Perplexity AI wants to buy Chrome from Google for $34.5 billion

Perplexity AI, the startup behind the AI service with the same name, has apparently made an offer to buy Chrome from Google. The amount it’s willing to pay? A whopping $34.5 billion, according to a new Reuters report.
This isn’t the first time Perplexity has made a headline-grabbing offer – back in January, it also said it wanted to buy TikTok’s US operations. Obviously, nothing came of that (at least so far). Perplexity hasn’t revealed how it plans to fund its acquisition of Chrome, simply stating that multiple funds have offered to finance the deal in full (without naming any names).
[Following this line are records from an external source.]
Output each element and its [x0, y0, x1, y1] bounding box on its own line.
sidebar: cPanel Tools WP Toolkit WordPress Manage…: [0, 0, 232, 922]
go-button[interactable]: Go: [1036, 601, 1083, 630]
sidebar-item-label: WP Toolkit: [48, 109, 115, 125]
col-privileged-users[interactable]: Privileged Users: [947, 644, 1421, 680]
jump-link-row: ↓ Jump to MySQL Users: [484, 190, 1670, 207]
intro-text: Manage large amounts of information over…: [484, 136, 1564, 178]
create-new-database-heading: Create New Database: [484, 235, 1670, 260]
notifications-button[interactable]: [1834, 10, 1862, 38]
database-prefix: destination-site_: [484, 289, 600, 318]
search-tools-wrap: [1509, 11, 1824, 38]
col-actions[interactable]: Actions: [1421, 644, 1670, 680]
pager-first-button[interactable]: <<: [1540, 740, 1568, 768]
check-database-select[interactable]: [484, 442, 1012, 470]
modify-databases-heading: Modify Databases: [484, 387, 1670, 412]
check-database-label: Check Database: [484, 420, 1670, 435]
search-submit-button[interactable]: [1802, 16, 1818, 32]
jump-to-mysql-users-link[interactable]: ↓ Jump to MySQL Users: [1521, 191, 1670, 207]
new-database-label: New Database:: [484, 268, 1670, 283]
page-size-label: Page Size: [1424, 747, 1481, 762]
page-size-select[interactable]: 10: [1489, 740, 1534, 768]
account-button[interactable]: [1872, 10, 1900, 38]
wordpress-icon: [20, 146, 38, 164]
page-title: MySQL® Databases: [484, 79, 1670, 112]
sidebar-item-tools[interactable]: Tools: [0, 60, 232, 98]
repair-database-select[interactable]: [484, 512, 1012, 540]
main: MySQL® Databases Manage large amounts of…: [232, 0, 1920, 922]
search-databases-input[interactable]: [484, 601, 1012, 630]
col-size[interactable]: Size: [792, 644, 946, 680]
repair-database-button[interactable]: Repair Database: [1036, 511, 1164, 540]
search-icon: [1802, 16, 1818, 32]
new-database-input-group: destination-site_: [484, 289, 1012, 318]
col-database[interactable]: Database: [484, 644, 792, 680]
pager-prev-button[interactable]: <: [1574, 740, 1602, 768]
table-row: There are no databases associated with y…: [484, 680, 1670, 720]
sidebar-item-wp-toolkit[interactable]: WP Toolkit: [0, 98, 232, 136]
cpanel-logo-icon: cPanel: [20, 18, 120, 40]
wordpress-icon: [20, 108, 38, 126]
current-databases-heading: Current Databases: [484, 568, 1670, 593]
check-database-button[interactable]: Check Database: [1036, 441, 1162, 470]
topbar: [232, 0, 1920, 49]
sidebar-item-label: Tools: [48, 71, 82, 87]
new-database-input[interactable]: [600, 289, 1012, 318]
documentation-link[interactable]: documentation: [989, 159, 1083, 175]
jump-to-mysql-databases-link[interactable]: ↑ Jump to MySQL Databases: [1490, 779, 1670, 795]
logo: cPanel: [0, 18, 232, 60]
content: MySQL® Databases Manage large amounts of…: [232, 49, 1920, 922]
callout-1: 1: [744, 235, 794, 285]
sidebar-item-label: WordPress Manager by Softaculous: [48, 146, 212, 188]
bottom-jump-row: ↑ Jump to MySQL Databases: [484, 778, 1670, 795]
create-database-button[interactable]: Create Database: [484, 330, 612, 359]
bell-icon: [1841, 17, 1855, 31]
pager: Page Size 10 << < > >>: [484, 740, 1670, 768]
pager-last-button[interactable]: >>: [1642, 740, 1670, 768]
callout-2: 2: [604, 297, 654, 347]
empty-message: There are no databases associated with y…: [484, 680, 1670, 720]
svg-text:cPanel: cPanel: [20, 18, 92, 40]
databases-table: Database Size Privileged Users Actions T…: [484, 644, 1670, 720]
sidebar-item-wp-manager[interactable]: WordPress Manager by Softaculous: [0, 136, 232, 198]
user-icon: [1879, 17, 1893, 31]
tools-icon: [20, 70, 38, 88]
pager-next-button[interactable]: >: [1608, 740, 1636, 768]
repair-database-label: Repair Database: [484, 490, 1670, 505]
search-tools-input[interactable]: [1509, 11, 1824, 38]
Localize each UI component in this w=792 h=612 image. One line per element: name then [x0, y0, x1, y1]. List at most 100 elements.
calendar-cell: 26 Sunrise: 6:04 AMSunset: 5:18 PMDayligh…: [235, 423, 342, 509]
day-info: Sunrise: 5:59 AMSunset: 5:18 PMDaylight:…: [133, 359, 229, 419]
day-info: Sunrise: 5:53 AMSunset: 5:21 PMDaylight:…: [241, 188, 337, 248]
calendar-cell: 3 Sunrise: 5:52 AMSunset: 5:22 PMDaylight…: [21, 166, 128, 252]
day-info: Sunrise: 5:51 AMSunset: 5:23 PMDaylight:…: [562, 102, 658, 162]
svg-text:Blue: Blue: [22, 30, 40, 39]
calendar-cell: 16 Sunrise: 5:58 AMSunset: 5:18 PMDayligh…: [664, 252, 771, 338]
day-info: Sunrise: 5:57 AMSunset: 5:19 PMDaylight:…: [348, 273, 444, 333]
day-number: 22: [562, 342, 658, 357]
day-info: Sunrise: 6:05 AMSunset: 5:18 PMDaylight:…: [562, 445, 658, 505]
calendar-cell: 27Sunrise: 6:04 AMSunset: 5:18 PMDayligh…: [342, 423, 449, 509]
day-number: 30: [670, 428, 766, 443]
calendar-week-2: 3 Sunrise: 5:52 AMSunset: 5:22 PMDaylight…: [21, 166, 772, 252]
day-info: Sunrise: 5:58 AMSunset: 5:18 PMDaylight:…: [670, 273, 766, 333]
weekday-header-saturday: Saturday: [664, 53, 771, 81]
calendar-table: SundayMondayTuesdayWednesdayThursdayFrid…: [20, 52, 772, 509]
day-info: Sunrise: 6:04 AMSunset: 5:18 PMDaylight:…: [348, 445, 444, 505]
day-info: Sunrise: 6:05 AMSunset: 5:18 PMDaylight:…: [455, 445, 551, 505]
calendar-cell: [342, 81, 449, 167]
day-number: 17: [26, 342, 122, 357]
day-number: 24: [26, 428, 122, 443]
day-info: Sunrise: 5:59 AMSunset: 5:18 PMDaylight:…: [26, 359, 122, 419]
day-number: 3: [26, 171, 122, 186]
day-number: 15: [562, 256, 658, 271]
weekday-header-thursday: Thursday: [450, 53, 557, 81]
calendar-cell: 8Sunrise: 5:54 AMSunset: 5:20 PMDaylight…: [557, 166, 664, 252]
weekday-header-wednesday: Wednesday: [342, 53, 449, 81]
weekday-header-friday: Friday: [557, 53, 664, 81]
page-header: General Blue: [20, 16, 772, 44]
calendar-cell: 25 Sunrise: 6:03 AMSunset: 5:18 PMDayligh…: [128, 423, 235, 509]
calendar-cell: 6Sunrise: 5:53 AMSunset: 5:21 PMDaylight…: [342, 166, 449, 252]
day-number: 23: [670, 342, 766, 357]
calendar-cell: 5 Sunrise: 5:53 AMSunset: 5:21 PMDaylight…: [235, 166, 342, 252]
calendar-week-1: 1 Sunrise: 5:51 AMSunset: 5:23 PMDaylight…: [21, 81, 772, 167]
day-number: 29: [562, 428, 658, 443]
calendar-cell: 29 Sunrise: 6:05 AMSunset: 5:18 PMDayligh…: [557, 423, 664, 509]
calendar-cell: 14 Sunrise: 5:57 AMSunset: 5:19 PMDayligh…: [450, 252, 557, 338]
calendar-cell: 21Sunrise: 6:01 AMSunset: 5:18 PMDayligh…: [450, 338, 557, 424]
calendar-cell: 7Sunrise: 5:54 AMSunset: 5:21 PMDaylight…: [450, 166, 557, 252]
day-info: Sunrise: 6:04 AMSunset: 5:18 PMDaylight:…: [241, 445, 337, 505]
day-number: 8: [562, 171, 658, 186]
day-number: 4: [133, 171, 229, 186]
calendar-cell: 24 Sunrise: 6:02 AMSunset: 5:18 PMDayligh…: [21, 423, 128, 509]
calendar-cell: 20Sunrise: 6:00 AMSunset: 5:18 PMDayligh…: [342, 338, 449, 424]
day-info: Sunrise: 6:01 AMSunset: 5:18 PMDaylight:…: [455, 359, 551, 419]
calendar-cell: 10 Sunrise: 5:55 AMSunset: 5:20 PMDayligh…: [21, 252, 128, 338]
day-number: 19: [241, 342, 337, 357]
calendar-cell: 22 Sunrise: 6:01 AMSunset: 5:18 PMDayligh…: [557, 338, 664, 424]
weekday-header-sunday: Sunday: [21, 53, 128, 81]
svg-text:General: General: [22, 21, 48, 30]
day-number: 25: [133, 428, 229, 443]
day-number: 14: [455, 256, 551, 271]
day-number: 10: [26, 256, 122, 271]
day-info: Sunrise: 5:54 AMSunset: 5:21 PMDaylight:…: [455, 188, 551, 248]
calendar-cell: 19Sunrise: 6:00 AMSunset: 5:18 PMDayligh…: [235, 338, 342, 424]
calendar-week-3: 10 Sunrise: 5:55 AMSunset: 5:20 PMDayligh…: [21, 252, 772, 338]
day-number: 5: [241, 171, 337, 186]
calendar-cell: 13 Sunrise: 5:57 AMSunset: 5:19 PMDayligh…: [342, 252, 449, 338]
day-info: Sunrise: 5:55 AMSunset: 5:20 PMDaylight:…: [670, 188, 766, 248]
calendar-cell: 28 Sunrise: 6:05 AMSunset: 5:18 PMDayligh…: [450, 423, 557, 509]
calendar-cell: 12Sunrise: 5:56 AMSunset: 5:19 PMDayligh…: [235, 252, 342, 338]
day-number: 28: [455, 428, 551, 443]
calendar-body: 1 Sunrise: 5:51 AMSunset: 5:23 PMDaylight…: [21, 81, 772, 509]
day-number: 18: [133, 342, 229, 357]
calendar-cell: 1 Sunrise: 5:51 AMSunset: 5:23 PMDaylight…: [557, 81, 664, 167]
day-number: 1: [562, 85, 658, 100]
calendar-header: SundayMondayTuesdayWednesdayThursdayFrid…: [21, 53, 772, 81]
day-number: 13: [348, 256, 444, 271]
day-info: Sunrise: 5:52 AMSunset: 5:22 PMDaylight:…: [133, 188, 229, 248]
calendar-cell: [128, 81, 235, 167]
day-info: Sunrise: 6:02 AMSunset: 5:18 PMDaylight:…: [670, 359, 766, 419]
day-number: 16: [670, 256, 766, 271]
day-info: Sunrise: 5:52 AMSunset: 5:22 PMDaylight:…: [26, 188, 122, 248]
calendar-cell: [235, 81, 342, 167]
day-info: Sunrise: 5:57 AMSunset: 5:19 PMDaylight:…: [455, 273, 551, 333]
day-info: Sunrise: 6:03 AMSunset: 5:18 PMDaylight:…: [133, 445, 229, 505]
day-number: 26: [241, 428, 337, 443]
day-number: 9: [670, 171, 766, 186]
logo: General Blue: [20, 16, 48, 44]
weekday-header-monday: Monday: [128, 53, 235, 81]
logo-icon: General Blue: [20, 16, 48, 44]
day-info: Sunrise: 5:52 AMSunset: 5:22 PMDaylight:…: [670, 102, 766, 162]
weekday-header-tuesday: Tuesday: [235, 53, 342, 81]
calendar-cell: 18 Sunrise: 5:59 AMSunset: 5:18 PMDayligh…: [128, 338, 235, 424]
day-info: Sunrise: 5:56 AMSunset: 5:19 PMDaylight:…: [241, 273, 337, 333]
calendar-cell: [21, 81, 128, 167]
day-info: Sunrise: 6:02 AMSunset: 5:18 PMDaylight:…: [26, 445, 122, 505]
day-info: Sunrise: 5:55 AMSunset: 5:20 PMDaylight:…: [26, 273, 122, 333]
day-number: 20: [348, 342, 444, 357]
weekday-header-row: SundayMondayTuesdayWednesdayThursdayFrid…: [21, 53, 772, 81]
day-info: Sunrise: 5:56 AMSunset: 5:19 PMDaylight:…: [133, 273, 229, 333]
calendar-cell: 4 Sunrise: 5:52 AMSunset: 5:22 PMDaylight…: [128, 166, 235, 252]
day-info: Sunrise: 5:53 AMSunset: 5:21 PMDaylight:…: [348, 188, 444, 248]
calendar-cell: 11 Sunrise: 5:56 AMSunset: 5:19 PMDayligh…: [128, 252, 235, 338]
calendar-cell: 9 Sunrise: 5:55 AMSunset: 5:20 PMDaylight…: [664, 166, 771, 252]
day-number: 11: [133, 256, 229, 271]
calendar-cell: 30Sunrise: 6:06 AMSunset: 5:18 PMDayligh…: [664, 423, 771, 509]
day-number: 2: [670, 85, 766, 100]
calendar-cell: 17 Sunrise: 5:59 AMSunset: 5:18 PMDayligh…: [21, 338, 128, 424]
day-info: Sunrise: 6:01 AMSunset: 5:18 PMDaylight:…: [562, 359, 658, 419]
It has so far raised about $1 billion in funding for its AI chatbot, and that’s obviously far from what it’s offering here.
For the Chrome bid, OpenAI, Yahoo, and private-equity firm Apollo Global Management have also expressed interest so far. All of this stems from regulatory pressure in the US mounting towards Google selling off Chrome so that it has less of a grip on the industry.
For its part, Google so far hasn’t actually offered up Chrome for sale, and plans to appeal a US court ruling from last year that found it has an unlawful monopoly in online search. The US Justice Department has sought a Chrome sell-off as part of that case’s remedies. A federal judge is expected to issue a ruling on remedies in this case sometime this month.
Perplexity recently launched its own AI-infused browser, Comet. Its main selling point is being able to perform tasks on your behalf. Obviously, buying Chrome would allow Perplexity to leverage its more than three billion users for its AI services, and that would allow it to better compete with the elephant in the AI room – OpenAI (which, incidentally, is also working on an AI browser of its own).
Perplexity promises to keep the underlying Chromium code open source, and invest $3 billion over two years in the browser without making any changes to Chrome’s default search engine. The company thinks its acquisition of Chrome would preserve user choice and ease future competition concerns.